There were five bullock-teams altogether: Thompson’s twenty; Cooper’s eighteen; Dixon’s eighteen; and Price’s two teams of fourteen each. Three of the wagons, in accordance with a fashion of the day, bore names painted along the board inside the guard irons. Thompson’s was the Wanderer; Cooper’s, the Hawkesbury; and Dixon’s, the Wombat. All were platform wagons, except Cooper’s, which was the Sydney-side pattern.
To avoid the vulgarity of ushering this company into the presence of the punctilious reader without even the ceremony of a Bedouin introduction—(This is my friend, N or M; if he steals anything, I will be responsible for it): a form of introduction, by the way, too sweeping in its suretyship for prudent men to use in Riverina—I shall describe the group, severally, with such succinctness as may be compatible with my somewhat discursive style.
Steve Thompson was a Victorian. He was scarcely a typical bullock driver, since fifteen years of that occupation had not brutalised his temper, nor ensanguined his vocabulary, nor frayed the terminal g from his participles. I knew him well, for we had been partners in dogflesh and colleagues in larceny when we were, as poets feign, nearer to heaven than in maturer life. And, wide as Riverina is, we often encountered fortuitously, and were always glad to fraternise. Physically, Thompson was tall and lazy, as bullock drivers ought to be.
Cooper was an entire stranger to me, but as he stoutly contended that Hay and Deniliquin were in Port Phillip, I inferred him to be a citizen of the mother colony. Four months before, he had happened to strike the very first consignment of goods delivered at Nyngan by rail, for the Western country. He had chanced seven tons of this, for Kenilworth; had there met Thompson, delivering salt from Hay; and now the two, freighted with Kenilworth wool, were making the trip to Hay together. Kenilworth was on the commercial divide, having a choice of two evils—the long, uninviting track southward to the Murrumbidgee, and the badly watered route eastward to the Bogan. This was Cooper’s first experience of Riverina, and he swore in no apprentice style that it would be his last. A correlative proof of the honest fellow’s Eastern extraction lay in the fact that he was three inches taller, three stone heavier, and thirty degrees lazier, than Thompson.
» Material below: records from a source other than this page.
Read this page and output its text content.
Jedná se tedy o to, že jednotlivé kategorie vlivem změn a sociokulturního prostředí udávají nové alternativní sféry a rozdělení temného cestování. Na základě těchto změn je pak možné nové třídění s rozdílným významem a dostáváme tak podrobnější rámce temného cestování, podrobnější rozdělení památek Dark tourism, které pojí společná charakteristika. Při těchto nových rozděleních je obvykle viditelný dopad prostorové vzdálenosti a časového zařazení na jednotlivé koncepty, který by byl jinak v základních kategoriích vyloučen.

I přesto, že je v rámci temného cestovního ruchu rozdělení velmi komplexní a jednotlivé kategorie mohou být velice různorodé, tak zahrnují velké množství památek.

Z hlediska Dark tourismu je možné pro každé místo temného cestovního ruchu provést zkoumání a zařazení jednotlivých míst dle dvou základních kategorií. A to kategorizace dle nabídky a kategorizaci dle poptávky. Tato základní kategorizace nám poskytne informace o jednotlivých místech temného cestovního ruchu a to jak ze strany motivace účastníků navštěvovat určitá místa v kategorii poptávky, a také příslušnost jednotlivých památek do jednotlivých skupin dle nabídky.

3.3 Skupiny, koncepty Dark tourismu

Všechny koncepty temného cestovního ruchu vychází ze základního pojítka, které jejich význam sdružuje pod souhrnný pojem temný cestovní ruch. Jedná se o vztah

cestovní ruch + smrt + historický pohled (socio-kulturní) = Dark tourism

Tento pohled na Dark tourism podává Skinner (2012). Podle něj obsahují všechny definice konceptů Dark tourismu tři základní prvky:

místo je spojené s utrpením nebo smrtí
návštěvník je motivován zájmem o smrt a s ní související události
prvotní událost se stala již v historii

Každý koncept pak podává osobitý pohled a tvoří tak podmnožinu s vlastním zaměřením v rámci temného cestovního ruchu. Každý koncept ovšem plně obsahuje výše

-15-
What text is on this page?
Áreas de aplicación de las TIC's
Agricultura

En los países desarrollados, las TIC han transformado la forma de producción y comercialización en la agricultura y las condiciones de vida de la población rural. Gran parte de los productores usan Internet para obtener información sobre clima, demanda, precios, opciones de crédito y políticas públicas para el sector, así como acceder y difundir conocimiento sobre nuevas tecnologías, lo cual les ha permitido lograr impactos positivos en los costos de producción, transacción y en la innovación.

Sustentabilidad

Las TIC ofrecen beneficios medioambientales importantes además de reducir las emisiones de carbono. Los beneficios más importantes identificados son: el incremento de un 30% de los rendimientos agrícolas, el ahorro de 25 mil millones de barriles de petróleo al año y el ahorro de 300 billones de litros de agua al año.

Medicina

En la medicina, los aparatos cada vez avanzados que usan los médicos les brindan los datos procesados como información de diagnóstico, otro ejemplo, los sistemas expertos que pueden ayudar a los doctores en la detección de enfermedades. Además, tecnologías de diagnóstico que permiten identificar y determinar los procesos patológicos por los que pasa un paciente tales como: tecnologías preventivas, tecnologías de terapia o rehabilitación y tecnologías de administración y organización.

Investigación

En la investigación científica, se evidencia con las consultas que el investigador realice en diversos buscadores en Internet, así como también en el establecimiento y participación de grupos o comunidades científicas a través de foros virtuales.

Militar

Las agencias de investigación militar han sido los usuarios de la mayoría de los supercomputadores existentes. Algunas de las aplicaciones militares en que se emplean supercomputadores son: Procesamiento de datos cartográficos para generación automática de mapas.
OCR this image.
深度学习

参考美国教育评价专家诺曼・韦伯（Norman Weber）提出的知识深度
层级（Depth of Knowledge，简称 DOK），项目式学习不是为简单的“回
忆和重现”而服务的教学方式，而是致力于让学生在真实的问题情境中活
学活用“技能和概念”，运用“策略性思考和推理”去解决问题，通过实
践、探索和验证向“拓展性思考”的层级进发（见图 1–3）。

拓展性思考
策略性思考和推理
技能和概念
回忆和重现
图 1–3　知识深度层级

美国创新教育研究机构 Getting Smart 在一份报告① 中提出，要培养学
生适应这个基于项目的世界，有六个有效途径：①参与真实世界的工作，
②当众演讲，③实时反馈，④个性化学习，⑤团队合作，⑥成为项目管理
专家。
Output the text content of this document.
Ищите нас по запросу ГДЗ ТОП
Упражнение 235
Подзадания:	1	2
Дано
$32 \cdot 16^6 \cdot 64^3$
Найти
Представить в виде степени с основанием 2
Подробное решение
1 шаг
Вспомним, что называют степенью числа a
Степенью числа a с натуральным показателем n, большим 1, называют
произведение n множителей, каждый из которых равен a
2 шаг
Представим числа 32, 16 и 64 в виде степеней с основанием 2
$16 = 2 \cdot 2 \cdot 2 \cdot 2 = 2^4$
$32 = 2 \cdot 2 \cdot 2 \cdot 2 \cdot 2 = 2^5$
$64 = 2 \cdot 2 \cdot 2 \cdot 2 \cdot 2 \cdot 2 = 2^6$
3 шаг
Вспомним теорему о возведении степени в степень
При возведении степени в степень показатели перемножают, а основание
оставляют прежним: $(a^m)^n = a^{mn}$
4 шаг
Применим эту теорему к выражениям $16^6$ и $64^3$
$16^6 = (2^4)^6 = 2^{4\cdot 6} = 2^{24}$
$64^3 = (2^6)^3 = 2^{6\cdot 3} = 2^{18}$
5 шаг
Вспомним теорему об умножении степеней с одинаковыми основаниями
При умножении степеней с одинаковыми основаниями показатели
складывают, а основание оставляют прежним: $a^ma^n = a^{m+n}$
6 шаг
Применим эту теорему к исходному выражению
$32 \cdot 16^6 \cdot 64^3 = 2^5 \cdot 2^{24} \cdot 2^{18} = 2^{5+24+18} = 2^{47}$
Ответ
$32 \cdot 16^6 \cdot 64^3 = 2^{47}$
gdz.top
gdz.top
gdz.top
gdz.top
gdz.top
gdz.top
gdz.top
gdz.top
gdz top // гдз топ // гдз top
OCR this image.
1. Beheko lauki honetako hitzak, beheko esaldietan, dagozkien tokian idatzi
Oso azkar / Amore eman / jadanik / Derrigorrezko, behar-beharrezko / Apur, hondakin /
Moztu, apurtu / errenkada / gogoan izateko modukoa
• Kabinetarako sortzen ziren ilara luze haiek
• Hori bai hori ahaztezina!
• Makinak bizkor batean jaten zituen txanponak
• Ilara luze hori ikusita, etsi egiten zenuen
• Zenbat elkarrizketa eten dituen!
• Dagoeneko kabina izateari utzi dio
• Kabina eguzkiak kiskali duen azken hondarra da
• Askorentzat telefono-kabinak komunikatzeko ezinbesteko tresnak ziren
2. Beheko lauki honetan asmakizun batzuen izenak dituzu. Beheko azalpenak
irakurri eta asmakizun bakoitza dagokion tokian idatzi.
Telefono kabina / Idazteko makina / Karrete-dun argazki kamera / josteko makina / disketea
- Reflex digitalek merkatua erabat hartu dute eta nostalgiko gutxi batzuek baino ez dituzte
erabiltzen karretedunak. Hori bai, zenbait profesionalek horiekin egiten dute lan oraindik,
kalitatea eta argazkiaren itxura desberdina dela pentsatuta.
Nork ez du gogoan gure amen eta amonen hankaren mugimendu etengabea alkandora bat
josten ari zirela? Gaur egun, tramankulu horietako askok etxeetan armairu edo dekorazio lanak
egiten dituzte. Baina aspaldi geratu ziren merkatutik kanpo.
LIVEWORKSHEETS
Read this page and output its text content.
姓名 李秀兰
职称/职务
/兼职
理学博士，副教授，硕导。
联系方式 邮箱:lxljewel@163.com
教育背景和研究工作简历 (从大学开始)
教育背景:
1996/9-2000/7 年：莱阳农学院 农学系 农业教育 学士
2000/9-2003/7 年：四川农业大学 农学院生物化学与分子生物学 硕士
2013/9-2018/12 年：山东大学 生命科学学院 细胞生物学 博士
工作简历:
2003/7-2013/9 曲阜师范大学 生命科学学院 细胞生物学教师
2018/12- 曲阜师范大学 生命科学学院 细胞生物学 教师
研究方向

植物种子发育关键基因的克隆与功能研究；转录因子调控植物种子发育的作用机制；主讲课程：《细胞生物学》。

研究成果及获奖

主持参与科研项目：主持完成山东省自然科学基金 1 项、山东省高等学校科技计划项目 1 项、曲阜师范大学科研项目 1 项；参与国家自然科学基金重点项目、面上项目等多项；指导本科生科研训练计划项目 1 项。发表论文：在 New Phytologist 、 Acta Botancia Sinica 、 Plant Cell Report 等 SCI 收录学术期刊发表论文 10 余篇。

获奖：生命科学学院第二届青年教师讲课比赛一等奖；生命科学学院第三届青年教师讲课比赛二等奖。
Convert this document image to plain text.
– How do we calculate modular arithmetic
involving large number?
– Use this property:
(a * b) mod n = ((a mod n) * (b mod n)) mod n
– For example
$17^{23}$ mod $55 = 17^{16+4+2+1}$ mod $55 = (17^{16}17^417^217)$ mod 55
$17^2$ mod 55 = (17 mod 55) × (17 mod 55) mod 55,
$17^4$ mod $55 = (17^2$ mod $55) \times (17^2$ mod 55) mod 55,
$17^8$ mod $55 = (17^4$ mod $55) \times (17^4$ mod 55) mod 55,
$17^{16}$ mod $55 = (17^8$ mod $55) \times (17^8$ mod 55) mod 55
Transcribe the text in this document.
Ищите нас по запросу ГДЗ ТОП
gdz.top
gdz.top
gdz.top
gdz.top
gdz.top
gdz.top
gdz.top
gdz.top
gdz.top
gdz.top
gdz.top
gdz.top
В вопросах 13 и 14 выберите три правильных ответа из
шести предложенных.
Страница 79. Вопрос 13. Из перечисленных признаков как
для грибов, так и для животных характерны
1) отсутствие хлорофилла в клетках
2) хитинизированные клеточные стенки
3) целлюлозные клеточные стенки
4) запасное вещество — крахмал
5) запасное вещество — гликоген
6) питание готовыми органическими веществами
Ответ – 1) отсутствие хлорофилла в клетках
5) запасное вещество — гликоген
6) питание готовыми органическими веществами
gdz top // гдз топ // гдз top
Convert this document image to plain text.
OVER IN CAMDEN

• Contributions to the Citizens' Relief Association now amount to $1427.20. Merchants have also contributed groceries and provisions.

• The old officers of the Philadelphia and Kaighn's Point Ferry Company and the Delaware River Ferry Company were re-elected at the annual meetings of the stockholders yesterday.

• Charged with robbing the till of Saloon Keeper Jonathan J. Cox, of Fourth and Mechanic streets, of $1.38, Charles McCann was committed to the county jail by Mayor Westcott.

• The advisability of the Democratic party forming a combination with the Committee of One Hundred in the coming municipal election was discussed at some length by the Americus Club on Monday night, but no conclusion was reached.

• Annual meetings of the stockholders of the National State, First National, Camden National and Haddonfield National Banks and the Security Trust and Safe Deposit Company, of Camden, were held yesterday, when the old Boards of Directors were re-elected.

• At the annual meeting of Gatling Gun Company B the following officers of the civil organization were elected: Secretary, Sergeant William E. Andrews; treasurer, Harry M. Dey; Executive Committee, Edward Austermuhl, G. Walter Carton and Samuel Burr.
I had known Dixon for many years. He was a magnificent specimen of crude humanity; strong, lithe, graceful, and not too big—just such a man as your novelist would picture as the nurse-swapped offspring of some rotund or rickety aristocrat. But being, for my own part, as I plainly stated at the outset, incapable of such romancing, I must register Dixon as one whose ignoble blood had crept through scoundrels since the Flood. Though, when you come to look at it leisurely, this wouldn’t interfere with aristocratic, or even regal, descent—rather the reverse.
Old Price had carted goods from Melbourne to Bendigo in ’52; a hundred miles, for £100 per ton. He had had two teams at that time, and, being a man of prudence and sagacity, had two teams still, and was able to pay his way. I had known him since I was about the height of this table; he was Old Price then; he is Old Price still; and he will probably be Old Price when my head is dredged with the white flour of a blameless life, and I am pottering about with a stick, hating young fellows, and making myself generally disagreeable. Price’s second team was driven by his son Mosey, a tight little fellow, whose body was about five-and-twenty, but whose head, according to the ancient adage, had worn out many a good pair of shoulders.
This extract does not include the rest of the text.